"Pain in the legs is a taste of zen." Yamada Roshi
So let's start there.
The final manned aid station for the Heatland 50 mile race was 8.2 miles from the finish, and I shuffled in, watching a mass of headlamp lights stream down the hill behind me. My hip flexors ached, and my stride refused to open up, a result of the 40+ miles of flat dirt road running - or rather, muddy road running.
I took three gels, and stashed them in my Nathan pack, planning to need only two of them. I sipped some Coke, and an attendant informed me, shockingly, that I was in third place. This, I did not know. Fourth or fifth, I had thought, but not third. And yet here I was, apparently, just a little over 10K from my first top-ten ultra finish.
I stepped out from under the tent, and gazed up in to the sky. It was crisp and clear, the stars and white miasma between them stark and urgently present.

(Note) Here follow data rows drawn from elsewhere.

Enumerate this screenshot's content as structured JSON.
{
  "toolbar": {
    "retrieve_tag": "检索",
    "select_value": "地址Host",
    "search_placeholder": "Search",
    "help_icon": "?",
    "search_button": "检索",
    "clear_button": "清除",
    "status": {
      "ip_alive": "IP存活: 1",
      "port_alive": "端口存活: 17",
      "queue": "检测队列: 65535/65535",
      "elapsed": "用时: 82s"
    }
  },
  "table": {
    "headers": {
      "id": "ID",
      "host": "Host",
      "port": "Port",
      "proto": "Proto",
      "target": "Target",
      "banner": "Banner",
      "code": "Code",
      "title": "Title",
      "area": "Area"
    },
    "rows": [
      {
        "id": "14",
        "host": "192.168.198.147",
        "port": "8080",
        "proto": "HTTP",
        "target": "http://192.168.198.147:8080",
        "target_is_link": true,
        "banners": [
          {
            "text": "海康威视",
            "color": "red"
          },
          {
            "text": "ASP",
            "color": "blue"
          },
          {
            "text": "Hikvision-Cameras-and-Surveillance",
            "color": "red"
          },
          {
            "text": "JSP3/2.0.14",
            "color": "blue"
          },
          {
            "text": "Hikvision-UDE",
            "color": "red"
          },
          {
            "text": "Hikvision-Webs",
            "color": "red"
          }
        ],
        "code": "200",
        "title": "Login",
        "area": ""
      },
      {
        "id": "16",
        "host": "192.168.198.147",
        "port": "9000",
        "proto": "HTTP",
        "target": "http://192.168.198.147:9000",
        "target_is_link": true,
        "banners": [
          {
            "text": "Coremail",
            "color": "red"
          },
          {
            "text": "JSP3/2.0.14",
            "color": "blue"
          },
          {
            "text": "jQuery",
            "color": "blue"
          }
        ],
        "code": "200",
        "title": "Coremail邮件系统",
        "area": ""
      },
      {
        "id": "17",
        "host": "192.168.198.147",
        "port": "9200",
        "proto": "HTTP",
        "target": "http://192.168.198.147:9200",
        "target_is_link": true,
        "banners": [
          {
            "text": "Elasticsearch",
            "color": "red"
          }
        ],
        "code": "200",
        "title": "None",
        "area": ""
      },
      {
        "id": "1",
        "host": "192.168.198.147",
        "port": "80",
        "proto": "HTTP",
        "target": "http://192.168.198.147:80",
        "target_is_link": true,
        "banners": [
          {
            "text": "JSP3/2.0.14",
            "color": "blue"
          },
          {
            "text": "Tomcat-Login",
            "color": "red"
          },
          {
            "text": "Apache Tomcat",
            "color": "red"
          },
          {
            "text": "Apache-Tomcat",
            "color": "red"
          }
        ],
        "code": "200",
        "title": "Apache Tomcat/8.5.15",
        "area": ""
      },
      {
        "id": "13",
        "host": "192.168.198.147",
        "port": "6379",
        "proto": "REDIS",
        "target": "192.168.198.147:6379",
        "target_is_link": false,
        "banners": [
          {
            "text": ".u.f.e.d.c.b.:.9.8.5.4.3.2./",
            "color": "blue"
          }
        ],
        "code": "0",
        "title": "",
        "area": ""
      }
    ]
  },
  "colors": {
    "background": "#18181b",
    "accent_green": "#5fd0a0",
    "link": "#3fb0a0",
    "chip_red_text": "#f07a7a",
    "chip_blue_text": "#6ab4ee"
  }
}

I walked about twenty yards, and then ran, as best I could. I shuffled up on my forefoot, my legs spinning out to the side with every step, further aggravating the hip flexors.
Ouch. Ouch. Ouch. Fuck. Fuck. Fuck. Three every second, but they kept coming, and kept moving forward. There was solace in that pain, that feeling that I had earned this, and that it would not disable me. It hurt, but it was not an injury. Sometimes you just know. And I knew, also, that I just had to keep going. My lead may have been small, but even a half-mile is a long way to make up in 8.
Zen or not, there is a certain trance you enter in to in any endurance event, where your body accepts the mind's instructions, the cold logic of "the faster you go, the sooner you finish". And so I followed the lights, squishing and slipping after the headlamps ahead of me, and away from those behind me. I was a ghost among others, our shared pains and desires driving us towards those brighter lights down the road, forever just so close, like a desert mirage.
The pavement arrived, and I turned on to it, the finishing chute only a quarter mile away. I could see the red lights, marking the time, giving some semblance of meaning to this pronounced foolishness. I ran, imagining a sprint, but perhaps only flirting with an 8 minute mile pace, my quads searing, my mind flooding with chemicals you can only buy with your own two feet.
9:01:49
3rd overall
I really enjoy reading your race reports, Alex. Well done. (Nice finish, too. Congratulations again.)
ReplyDeleteThanks. Perhaps it's the recently graduated English major in me, but I start thinking about what I'll write before the race is even over. The narrative aspect of distance running appeals to me immensely. And of course, congratulations on your run as well. You beat the time I managed last year comfortably.